STRUCTURES AND METHODS OF
DISCRETE MATHEMATICS
We are mainly engaged in research in the field of discrete mathematics and theoretical computer science, which forms the theoretical basis of modern information technologies. The research has a strongly multidisciplinary character with an overlap into a number of mathematical fields: algebra (group theory, linear algebra), probability theory (probabilistic methods in combinatorics, probabilistic analysis of algorithms), geometry (combinatorial geometry, algebraic geometry), topology and others. The research is mainly focused on structural issues in graph theory (Hamiltonian graph theory, closure-type graph operations, special classes of graphs, graph factorization, chromatic graph theory, and general issues of the colourings of combinatorial structures), including the development of relevant algorithms, as well as on problems of computational complexity and on optimization problems of scheduling and control.
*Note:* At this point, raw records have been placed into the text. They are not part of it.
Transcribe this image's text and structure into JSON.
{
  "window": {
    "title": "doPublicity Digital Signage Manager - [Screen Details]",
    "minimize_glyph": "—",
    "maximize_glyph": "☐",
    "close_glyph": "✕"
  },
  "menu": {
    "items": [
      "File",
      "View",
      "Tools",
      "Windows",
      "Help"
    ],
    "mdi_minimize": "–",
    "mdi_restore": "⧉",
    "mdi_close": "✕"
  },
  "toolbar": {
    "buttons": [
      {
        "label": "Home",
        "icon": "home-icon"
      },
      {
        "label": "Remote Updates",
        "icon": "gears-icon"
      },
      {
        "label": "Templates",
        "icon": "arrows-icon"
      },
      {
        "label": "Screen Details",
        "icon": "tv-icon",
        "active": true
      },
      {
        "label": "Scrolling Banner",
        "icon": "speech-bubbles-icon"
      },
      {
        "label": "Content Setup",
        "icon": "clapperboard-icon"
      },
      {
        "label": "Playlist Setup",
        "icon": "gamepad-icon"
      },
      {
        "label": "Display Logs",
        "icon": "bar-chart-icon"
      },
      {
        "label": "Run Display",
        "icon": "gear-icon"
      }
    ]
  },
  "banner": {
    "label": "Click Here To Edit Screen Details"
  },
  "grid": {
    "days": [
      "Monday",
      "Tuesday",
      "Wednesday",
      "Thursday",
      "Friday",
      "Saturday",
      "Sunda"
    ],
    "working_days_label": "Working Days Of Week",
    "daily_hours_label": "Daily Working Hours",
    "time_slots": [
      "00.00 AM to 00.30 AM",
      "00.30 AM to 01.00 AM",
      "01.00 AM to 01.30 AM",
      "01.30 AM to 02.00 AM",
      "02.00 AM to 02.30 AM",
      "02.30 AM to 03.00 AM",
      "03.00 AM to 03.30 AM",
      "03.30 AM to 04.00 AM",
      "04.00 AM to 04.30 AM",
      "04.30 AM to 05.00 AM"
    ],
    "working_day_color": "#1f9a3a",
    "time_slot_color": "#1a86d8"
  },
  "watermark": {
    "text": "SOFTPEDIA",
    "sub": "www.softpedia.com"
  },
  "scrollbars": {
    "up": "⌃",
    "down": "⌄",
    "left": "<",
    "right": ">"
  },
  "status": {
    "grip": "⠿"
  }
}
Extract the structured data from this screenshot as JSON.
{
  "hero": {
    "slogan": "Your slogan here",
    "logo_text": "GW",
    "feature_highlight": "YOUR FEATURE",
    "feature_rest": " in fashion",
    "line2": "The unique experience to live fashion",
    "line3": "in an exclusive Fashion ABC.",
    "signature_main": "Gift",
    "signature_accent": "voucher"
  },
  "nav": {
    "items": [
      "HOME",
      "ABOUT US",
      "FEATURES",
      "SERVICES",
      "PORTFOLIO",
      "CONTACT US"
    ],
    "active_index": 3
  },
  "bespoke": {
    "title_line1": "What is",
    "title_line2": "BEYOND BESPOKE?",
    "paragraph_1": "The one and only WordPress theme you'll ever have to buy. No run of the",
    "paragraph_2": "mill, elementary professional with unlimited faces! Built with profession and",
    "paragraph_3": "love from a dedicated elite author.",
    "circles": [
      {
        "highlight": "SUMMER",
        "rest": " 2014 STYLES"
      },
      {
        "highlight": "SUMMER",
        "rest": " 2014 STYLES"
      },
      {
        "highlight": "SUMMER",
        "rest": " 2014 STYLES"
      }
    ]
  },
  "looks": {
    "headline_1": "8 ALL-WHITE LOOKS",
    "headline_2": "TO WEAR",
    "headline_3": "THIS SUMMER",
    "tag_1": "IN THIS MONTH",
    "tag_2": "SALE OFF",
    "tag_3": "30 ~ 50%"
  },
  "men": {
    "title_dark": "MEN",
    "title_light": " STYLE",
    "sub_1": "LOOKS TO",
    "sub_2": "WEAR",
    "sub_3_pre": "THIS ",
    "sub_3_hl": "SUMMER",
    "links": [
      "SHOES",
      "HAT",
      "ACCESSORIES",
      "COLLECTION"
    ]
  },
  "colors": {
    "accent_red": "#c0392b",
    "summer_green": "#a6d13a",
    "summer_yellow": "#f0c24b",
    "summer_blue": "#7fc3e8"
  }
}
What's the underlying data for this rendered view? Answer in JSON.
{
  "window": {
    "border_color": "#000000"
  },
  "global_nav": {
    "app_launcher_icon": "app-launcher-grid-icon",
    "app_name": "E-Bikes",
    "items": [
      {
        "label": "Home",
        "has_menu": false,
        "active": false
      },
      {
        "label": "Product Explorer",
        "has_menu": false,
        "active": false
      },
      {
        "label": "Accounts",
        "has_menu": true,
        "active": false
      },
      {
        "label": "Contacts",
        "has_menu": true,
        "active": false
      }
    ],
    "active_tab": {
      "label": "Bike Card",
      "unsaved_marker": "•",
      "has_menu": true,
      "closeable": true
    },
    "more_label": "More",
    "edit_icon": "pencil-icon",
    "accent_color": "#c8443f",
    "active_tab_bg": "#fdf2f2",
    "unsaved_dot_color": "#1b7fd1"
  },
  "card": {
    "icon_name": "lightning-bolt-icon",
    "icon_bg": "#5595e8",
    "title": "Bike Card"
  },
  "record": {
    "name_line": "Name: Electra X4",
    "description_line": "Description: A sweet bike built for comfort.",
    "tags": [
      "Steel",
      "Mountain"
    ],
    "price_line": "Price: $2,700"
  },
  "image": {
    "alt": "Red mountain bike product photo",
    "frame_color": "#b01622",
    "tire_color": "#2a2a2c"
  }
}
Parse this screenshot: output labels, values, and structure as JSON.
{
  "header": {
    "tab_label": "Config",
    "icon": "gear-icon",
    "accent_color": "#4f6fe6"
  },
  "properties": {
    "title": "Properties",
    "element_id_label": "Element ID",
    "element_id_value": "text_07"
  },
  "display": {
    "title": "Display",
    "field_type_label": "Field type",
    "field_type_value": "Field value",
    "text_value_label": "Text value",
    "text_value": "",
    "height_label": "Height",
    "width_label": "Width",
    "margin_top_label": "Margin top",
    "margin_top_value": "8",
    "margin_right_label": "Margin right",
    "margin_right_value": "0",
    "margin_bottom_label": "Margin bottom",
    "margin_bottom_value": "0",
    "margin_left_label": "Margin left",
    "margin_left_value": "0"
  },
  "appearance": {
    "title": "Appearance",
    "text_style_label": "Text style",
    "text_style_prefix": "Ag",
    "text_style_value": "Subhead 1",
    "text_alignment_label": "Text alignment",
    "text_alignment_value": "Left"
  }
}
MODERN METHODS OF GEOMETRIC MODELLING AND THEIR APPLICATIONS
The research is focused on the study of new mathematical methods of geometric modelling in the area of description, data representation, modification and presentation of curves and surfaces with regard to their applicable properties in engineering practice. The team is involved in the recognition of significant curves and surfaces given exactly or approximately, and the development and implementation of algorithms based on a hybrid approach combining symbolic and numerical computations, which are then used to solve actual complex geometric modelling problems. As a significantly innovative area of research and development with high application potential, the use of isogeometric analysis methods for numerical solution of equations describing real-life problems in engineering practice and natural sciences is studied.
COMPUTER AND NUMERICAL
MODELLING AND SIMULATION
We are mainly devoted to the study, design, analysis and implementation of numerical methods for the approximate solution of boundary value and initial-boundary value problems for partial differential equations. In particular, attention is paid to the finite volume method, the finite element method and, in collaboration with the geometry group, isogeometric analysis (including algorithmization and parallelization). In the area of applications, the team focuses on numerical modelling of compressible and incompressible fluid flows (recently with a focus on water turbines and turbulence modelling). The research team is also involved in numerical modelling of biomechanics problems (currently focusing mainly on stress-strain analysis of the temporomandibular joint with various impairments and subsequent reconstruction, e.g. using artificial replacements).
STATISTICS AND FINANCE
We deal with the creation and analysis of statistical, reliability and statistical-economic models and methodologies both at the general level and at the application level according to the needs of a specific customer. Our basic research is focused on the investigation of bivariate probabilistic models with strong and weak dependence, which find application in forecasting and default-situation prevention. Our applied research focuses on the use of standard and newly developed statistical and statistical-economic methods in various industries (e.g., including medical diagnostics). Another area is applications where statistical and economic perspectives are combined.